No soy un gran lector de columnas, pero las de Leila Guerriero son de las pocas que leo con frecuencia. Por eso elegí La llamada como el libro que me iba a sacar de mi bloqueo lector. Y, sinceramente, funcionó.

El libro es el resultado de una inmensa investigación periodística sobre Silvia Labayru, una mujer que perteneció a Montoneros, la organización guerrillera que operó durante la dictadura argentina de los años 70. Silvia fue secuestrada, torturada y violada en un centro de detención clandestino, el mismo lugar donde nació su primera hija. Esta experiencia, obviamente, marcó su vida con una peculiaridad: quizá fue más socialmente que mentalmente, ya que sobre ella pesaba el rumor de que "algo tuvo que hacer" para ser liberada.

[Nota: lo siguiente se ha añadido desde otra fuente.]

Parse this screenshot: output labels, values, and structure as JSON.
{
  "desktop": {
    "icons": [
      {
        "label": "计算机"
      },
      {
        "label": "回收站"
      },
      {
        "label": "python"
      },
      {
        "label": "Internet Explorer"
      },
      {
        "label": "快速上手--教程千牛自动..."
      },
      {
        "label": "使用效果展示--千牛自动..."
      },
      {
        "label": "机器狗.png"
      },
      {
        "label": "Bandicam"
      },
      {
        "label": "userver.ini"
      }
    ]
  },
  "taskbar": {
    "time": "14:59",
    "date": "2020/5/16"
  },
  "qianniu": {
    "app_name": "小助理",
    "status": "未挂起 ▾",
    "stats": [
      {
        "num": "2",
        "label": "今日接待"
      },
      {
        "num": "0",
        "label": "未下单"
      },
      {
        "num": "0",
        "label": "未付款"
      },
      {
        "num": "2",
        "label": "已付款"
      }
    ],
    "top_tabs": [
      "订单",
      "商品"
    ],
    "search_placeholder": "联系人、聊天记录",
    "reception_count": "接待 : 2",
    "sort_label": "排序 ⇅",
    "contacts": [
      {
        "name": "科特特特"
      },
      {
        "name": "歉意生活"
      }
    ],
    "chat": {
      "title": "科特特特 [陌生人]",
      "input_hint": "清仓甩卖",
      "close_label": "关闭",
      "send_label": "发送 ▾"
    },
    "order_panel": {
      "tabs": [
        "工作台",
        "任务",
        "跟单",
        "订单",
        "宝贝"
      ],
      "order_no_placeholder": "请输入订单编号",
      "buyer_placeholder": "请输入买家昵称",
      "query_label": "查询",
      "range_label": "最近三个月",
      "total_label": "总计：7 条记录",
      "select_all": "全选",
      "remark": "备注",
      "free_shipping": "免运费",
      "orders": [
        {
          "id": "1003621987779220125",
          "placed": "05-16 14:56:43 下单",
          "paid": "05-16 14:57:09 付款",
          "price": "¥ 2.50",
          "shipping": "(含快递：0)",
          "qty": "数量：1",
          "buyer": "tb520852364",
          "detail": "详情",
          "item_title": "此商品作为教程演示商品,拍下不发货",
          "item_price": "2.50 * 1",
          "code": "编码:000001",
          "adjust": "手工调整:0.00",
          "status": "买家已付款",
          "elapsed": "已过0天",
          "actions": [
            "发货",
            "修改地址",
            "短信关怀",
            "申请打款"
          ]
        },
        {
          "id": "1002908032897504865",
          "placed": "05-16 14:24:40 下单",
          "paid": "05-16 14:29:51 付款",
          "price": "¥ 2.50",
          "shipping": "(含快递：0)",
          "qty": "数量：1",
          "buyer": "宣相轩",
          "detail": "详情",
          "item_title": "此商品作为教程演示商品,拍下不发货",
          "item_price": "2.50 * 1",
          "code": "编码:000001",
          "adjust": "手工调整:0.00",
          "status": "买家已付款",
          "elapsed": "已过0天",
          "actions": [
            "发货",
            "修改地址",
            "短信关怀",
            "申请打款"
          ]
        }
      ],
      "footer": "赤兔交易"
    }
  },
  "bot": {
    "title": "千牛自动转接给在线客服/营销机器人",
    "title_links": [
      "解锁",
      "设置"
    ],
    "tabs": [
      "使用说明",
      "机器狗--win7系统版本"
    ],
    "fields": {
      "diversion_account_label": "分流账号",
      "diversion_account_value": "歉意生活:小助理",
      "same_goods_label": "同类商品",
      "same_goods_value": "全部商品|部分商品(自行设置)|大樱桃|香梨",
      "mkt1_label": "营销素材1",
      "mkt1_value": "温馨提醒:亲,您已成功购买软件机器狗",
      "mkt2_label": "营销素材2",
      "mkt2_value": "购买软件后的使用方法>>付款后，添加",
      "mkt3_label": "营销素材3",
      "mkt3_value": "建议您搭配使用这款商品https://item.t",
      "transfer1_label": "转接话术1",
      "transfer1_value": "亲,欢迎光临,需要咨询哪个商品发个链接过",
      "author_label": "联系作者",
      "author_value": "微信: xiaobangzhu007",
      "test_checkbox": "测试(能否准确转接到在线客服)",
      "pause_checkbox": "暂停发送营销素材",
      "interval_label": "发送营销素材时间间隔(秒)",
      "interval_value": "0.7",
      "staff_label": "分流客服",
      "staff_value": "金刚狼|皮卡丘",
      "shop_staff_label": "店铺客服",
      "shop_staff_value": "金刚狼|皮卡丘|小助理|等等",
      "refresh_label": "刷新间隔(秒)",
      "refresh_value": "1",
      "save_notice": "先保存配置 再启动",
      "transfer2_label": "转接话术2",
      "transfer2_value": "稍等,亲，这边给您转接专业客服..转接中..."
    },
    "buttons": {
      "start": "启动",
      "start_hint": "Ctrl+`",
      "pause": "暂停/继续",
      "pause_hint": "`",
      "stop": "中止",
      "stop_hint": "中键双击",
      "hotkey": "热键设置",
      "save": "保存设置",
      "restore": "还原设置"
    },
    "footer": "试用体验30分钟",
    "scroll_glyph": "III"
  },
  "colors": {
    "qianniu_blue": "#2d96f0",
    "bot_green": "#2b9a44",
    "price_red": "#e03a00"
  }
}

Durante varios años, Leila conversa extensamente con Silvia y con gran cantidad de personas involucradas en su historia. La intimidad que logra construir con su protagonista se palpa en cada palabra, y le permite tejer una imagen lo más certera posible de lo que pasó y cómo pasó. No hay rastro de ficción en el libro, más allá de la que introduce la propia memoria. Todo transcurre en un largo capítulo continuo: desde que Leila conoce la historia de Silvia hasta que considera que la historia está contada. En ese tiempo, Silvia se va abriendo para revelar detalles de toda su vida. Porque no es un libro sobre un secuestro, es un libro sobre una vida.

Una de las labores que más mérito tiene es el trabajo de composición. El texto está construido como si de un documental se tratara: cada pocos párrafos hay cortes donde se introducen descripciones e historias que contextualizan la narración, que avanza y retrocede en el tiempo. La mayor parte está compuesta por transcripciones de entrevistas donde quienes vivieron los hechos cuentan su versión, que no siempre concuerdan. Supongo que las entrevistas no se hicieron en orden, por lo que transcribir y ordenar todo ese material tuvo que ser un trabajo titánico.

El resultado es, creo, el producto de una obsesión. No hay otra fuerza capaz de construir algo así. Por momentos me venía a la mente A sangre fría de Truman Capote, pero al poner las palabras en boca de los protagonistas, en vez de narrar cada suceso, se siente más cercano, más directo.

Sinceramente, me costó entrar. Hay mucho contexto que adquirir para meterte en el libro. Pero después de ese inicio, la obsesión de Leila por la historia se contagia y no puedes parar de leer. Cerca del final tuve la sensación de que todo estaba contado, pero los encuentros entre Leila y Silvia continuaban. Entiendo que no es sencillo poner punto final a un proyecto como este, sobre todo con una persona que sigue viva y con tanto por hacer como Silvia. Así que solo puede finalizar como lo hace: con una suerte de punto y seguido.